Hunt, Duane Garrison
HUNT, DUANE GARRISON
Bishop, preacher; b. Reynolds, Nebraska, Sept. 19, 1884; d. Salt Lake City, Utah, March 31, 1960. He was the son of Andrew Dixon and Dema (Garrison) Hunt, both Methodists. Hunt attended Cornell College, Mount Vernon, Iowa, and the State University of Iowa, Iowa City. While doing graduate work at the University of Chicago, he began to study the history of the Catholic Church, into which he was received in January 1913. He accepted a position on the faculty of the University of Utah, Salt Lake City, where further study in the field of religion led him to enter St.

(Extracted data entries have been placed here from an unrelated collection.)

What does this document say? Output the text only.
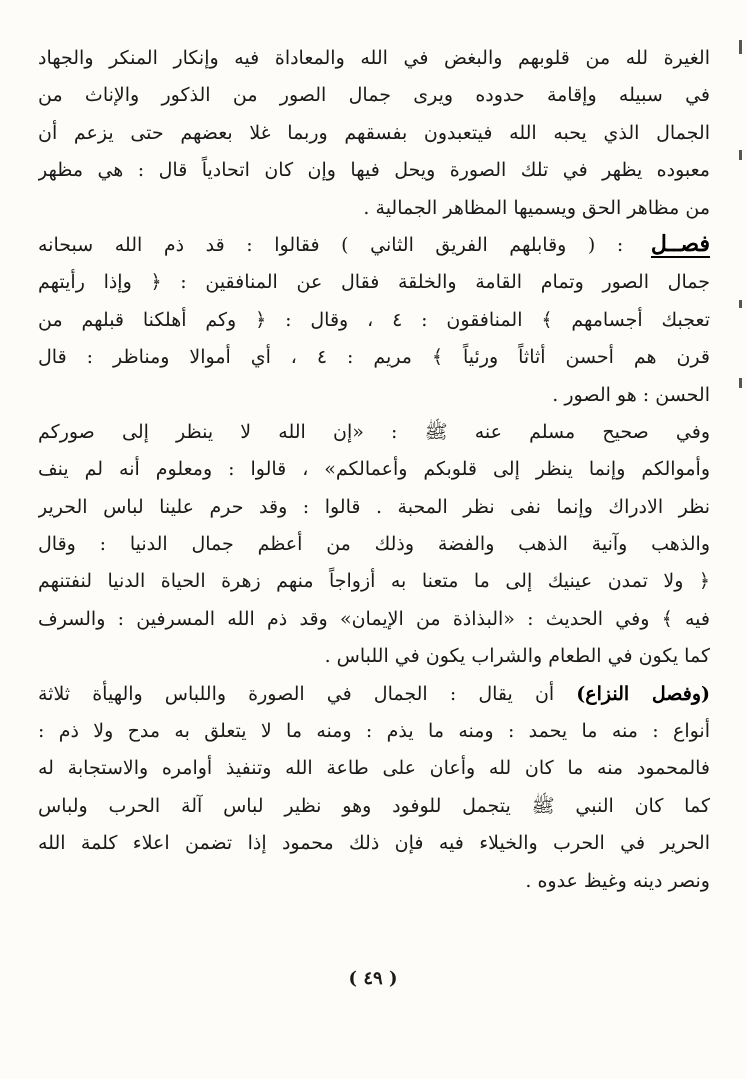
الغيرة لله من قلوبهم والبغض في الله والمعاداة فيه وإنكار المنكر والجهاد
في سبيله وإقامة حدوده ويرى جمال الصور من الذكور والإناث من
الجمال الذي يحبه الله فيتعبدون بفسقهم وربما غلا بعضهم حتى يزعم أن
معبوده يظهر في تلك الصورة ويحل فيها وإن كان اتحادياً قال : هي مظهر
من مظاهر الحق ويسميها المظاهر الجمالية .
فصــل : ( وقابلهم الفريق الثاني ) فقالوا : قد ذم الله سبحانه
جمال الصور وتمام القامة والخلقة فقال عن المنافقين : ﴿ وإذا رأيتهم
تعجبك أجسامهم ﴾ المنافقون : ٤ ، وقال : ﴿ وكم أهلكنا قبلهم من
قرن هم أحسن أثاثاً ورئياً ﴾ مريم : ٤ ، أي أموالا ومناظر : قال
الحسن : هو الصور .
وفي صحيح مسلم عنه ﷺ : «إن الله لا ينظر إلى صوركم
وأموالكم وإنما ينظر إلى قلوبكم وأعمالكم» ، قالوا : ومعلوم أنه لم ينف
نظر الادراك وإنما نفى نظر المحبة . قالوا : وقد حرم علينا لباس الحرير
والذهب وآنية الذهب والفضة وذلك من أعظم جمال الدنيا : وقال
﴿ ولا تمدن عينيك إلى ما متعنا به أزواجاً منهم زهرة الحياة الدنيا لنفتنهم
فيه ﴾ وفي الحديث : «البذاذة من الإيمان» وقد ذم الله المسرفين : والسرف
كما يكون في الطعام والشراب يكون في اللباس .
(وفصل النزاع) أن يقال : الجمال في الصورة واللباس والهيأة ثلاثة
أنواع : منه ما يحمد : ومنه ما يذم : ومنه ما لا يتعلق به مدح ولا ذم :
فالمحمود منه ما كان لله وأعان على طاعة الله وتنفيذ أوامره والاستجابة له
كما كان النبي ﷺ يتجمل للوفود وهو نظير لباس آلة الحرب ولباس
الحرير في الحرب والخيلاء فيه فإن ذلك محمود إذا تضمن اعلاء كلمة الله
ونصر دينه وغيظ عدوه .
( ٤٩ )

Patrick's Seminary, San Francisco, to prepare for the priesthood. He was ordained in 1920 by Joseph Glass, second bishop of Salt Lake City, and served in various parishes of that diocese. Its third bishop, John J. Mitty, appointed him vicar-general, a position he retained during Bishop James E. Kearney's administration (1932–37). When Kearney was transferred to the Rochester Diocese, Hunt was appointed fifth bishop of Salt Lake City and was consecrated on Oct. 28, 1937. In 1946 he was made an assistant at the pontifical throne.
Hunt was outstanding as a preacher and for many years conducted a popular radio program of Catholic information, which served to dissipate anti-Catholic prejudice and led many to enter the Church. He wrote The People, the Clergy and the Church (1936) and was editor of the Intermountain Catholic (1930–32).